Ceci, au contraire de ce qu'avaient fait John Major et Tony Blair en Irlande, au milieu des années 90, face à l'offre de "négociations" de l'IRA/Sinn Fein, lui aussi usé par des décennies de lutte sans succès.
Il y a selon nous plusieurs raisons à cela :
- Le milieu des années 90 était une période de relative "reprise" de l'accumulation capitaliste, après la défaite du révisionnisme soviétique et de son "bloc" (passé aux impérialistes occidentaux) ;
- L'impérialisme britannique repose sur une métropole (l'Angleterre, et surtout le Sud de celle-ci avec Londres) entourée d'un ensemble de possessions aux statuts variés. L'Angleterre peut très facilement modifier le statut de ces possessions, "décoloniser" pour néo-coloniser, sans perdre sa domination...
- Le Home Rule (gouvernement autochtone) est culturellement très ancré dans l'impérialisme britannique, ils l'appliquent même pour leurs minorités nationales en Angleterre même ("leaders communautaires").
Au contraire :
- Nous sommes maintenant (depuis 2 ans) dans la phase terminale de la crise générale du capitalisme, commencée au début des années 70 ;
- L'Etat espagnol, ou devrait-on dire le "système Espagne", a accordé le maximum d'autonomie qu'il pouvait au Pays Basque, comme à la Catalogne. Il ne peut pas aller plus loin. Tout simplement, parce que son capitalisme même repose sur un PACTE entre plusieurs bourgeoisies, dont les capitalismes basque et catalan sont les moteurs...
- Côté "français", les raisons sont plus subjectives mais non moins importantes : la "République une et indivisible" est un pilier de l'idéologie nationale. Développée par la bourgeoisie lors de la Révolution industrielle et renforcée à l'époque impérialiste (IIIe République), cette idéologie s'est muée en force matérielle. Elle assure la position du Grand Capital monopoliste face à la moyenne bourgeoisie "locale" et aux masses populaires (prolétariat, paysannerie, petite-bourgeoisie).

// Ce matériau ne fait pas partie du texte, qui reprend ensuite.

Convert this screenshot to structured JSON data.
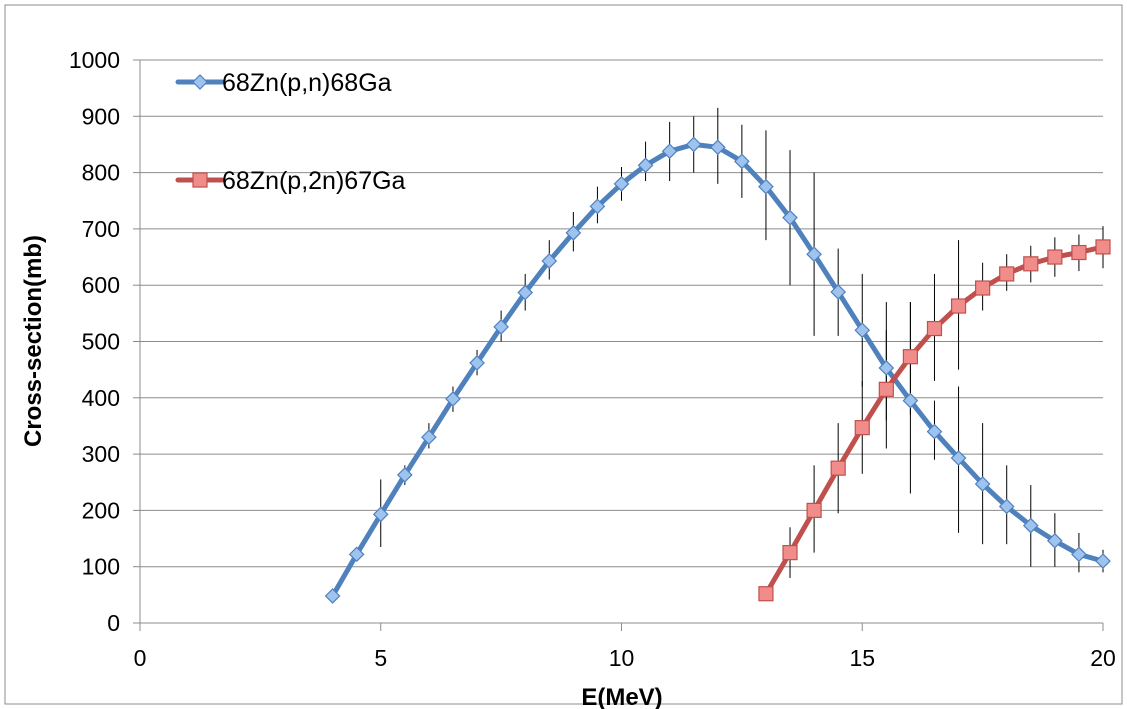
{
  "chart_data": {
    "type": "line",
    "title": "",
    "xlabel": "E(MeV)",
    "ylabel": "Cross-section(mb)",
    "xlim": [
      0,
      20
    ],
    "ylim": [
      0,
      1000
    ],
    "x_ticks": [
      0,
      5,
      10,
      15,
      20
    ],
    "y_ticks": [
      0,
      100,
      200,
      300,
      400,
      500,
      600,
      700,
      800,
      900,
      1000
    ],
    "grid": "horizontal",
    "legend_position": "top-left",
    "series": [
      {
        "name": "68Zn(p,n)68Ga",
        "color": "#4f81bd",
        "marker_color": "#9fc3ef",
        "marker": "diamond",
        "x": [
          4,
          4.5,
          5,
          5.5,
          6,
          6.5,
          7,
          7.5,
          8,
          8.5,
          9,
          9.5,
          10,
          10.5,
          11,
          11.5,
          12,
          12.5,
          13,
          13.5,
          14,
          14.5,
          15,
          15.5,
          16,
          16.5,
          17,
          17.5,
          18,
          18.5,
          19,
          19.5,
          20
        ],
        "y": [
          48,
          122,
          193,
          263,
          330,
          398,
          462,
          526,
          587,
          643,
          693,
          740,
          780,
          813,
          838,
          850,
          845,
          820,
          775,
          720,
          655,
          588,
          520,
          453,
          395,
          340,
          293,
          247,
          207,
          173,
          146,
          122,
          110
        ],
        "err_low": [
          48,
          122,
          135,
          245,
          310,
          375,
          440,
          500,
          555,
          610,
          660,
          710,
          750,
          785,
          785,
          800,
          780,
          755,
          680,
          600,
          510,
          510,
          420,
          360,
          230,
          290,
          160,
          140,
          140,
          100,
          100,
          90,
          90
        ],
        "err_high": [
          48,
          122,
          255,
          280,
          355,
          420,
          485,
          555,
          620,
          680,
          730,
          775,
          810,
          855,
          890,
          900,
          915,
          885,
          875,
          840,
          800,
          665,
          620,
          570,
          570,
          395,
          420,
          355,
          280,
          245,
          195,
          160,
          130
        ]
      },
      {
        "name": "68Zn(p,2n)67Ga",
        "color": "#c0504d",
        "marker_color": "#f08c8a",
        "marker": "square",
        "x": [
          13,
          13.5,
          14,
          14.5,
          15,
          15.5,
          16,
          16.5,
          17,
          17.5,
          18,
          18.5,
          19,
          19.5,
          20
        ],
        "y": [
          52,
          125,
          200,
          275,
          347,
          415,
          473,
          523,
          563,
          595,
          620,
          638,
          650,
          658,
          668
        ],
        "err_low": [
          52,
          80,
          125,
          195,
          265,
          310,
          370,
          430,
          450,
          555,
          590,
          605,
          615,
          625,
          630
        ],
        "err_high": [
          52,
          170,
          280,
          355,
          430,
          520,
          570,
          620,
          680,
          640,
          655,
          670,
          685,
          690,
          705
        ]
      }
    ]
  }
}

Donc, il n'est pas possible aux "systèmes" France et Espagne de négocier sur la question basque : il en va de leur existence même. La main tendue de la gauche abertzale est condamnée à ne recevoir que des coups de bâton.
Au contraire, il faut assumer l'antagonisme, la ligne populaire sous direction prolétarienne, le Pouvoir du Peuple contre le Pouvoir de la bourgeoisie BBR et de la "coalition bourgeoise" rouge-jaune-rouge, il faut assumer non pas le nationalisme mais le "libérationisme" : la libération TOTALE, nationale, démocratique ET sociale du Peuple basque, en lien dialectique avec celle de toute l'humanité opprimée/exploitée.
Ceci n'est pas une "critique", mais au contraire le plus grand service à rendre, en tant que communistes solidaires, à la GLORIEUSE ET JUSTE cause basque, à Aurore Martin et tou-te-s ses camarades.